Pat Schroeder, chief executive of the AAP, went on the radio recently to explain why she rejects Google’s arguments. She sees no reason why the carpet-bagging technies at Google should rake in all the advertising lucre without sharing it with authors.

Ms Schroeder also worries that, once Google has digitised all these books – which it will have to do, in order to search them – there will be nothing to stop the company from Napsterising in the end and giving whole books away for free.

But Google is not planning to steal books, it is just planning to search them. If theft were the object, authors and publishers would have a stronger case in court.

Instead, the lawsuit turns on the question of whether Google’s universal card catalogue would constitute “fair use” under American copyright law. Reasonable minds may disagree about that: fair use is a nebulous concept that changes over time; no court has firmly fixed a definition of it for the internet age.

Some of the other online giants have come up with digital book projects that are less legally problematic than Google’s, either because they only digitise works that are already in the public domain, or they only index works with permission.

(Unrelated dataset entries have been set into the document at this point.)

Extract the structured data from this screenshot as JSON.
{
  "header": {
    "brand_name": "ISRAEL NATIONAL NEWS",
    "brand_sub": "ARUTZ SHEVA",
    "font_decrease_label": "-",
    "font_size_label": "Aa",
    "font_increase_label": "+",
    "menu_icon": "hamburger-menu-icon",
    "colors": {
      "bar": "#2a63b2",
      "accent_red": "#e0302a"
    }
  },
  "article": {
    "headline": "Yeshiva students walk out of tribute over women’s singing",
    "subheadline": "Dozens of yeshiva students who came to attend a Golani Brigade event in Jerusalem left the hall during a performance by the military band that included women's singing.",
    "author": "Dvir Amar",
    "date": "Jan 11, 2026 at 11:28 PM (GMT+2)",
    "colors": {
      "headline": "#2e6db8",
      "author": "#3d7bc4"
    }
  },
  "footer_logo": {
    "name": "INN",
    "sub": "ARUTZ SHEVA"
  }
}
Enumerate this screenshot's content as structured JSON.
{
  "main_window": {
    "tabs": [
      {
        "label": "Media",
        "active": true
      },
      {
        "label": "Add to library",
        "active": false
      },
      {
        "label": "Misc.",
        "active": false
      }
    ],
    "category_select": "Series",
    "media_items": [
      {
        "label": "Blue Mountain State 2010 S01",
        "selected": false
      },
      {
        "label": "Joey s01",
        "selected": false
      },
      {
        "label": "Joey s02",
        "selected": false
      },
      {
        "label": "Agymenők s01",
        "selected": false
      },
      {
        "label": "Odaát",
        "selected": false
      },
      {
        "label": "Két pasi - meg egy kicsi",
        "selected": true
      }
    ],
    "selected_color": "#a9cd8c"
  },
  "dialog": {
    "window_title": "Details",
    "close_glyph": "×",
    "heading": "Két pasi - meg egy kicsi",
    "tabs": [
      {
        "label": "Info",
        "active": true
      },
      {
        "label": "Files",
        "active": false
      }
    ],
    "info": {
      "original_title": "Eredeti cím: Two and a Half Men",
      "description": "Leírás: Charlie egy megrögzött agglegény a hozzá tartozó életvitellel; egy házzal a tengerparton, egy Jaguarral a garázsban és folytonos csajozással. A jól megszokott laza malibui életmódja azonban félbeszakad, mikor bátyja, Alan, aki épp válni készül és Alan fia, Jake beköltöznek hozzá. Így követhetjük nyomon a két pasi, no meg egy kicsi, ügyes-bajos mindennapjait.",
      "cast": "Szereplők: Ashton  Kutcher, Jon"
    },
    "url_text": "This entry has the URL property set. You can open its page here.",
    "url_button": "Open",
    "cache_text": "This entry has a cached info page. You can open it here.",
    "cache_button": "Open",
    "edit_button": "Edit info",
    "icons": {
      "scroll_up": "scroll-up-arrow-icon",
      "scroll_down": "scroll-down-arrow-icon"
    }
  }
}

But Google is right to push the boundaries of what is legal. Its project
has the potential to revolutionise the way that we search for information online.

It is worth remembering the basic purpose of copyright law, which is to encourage creators by rewarding their efforts, without stifling new creation.

The basic social compromise over copyright can surely only be furthered by indexing all this creativity so that other people can find it.

Google may make money doing that – but authors and publishers will almost certainly make money too. That sounds like the classic win-win bargain that underlies American capitalism – and American innovation.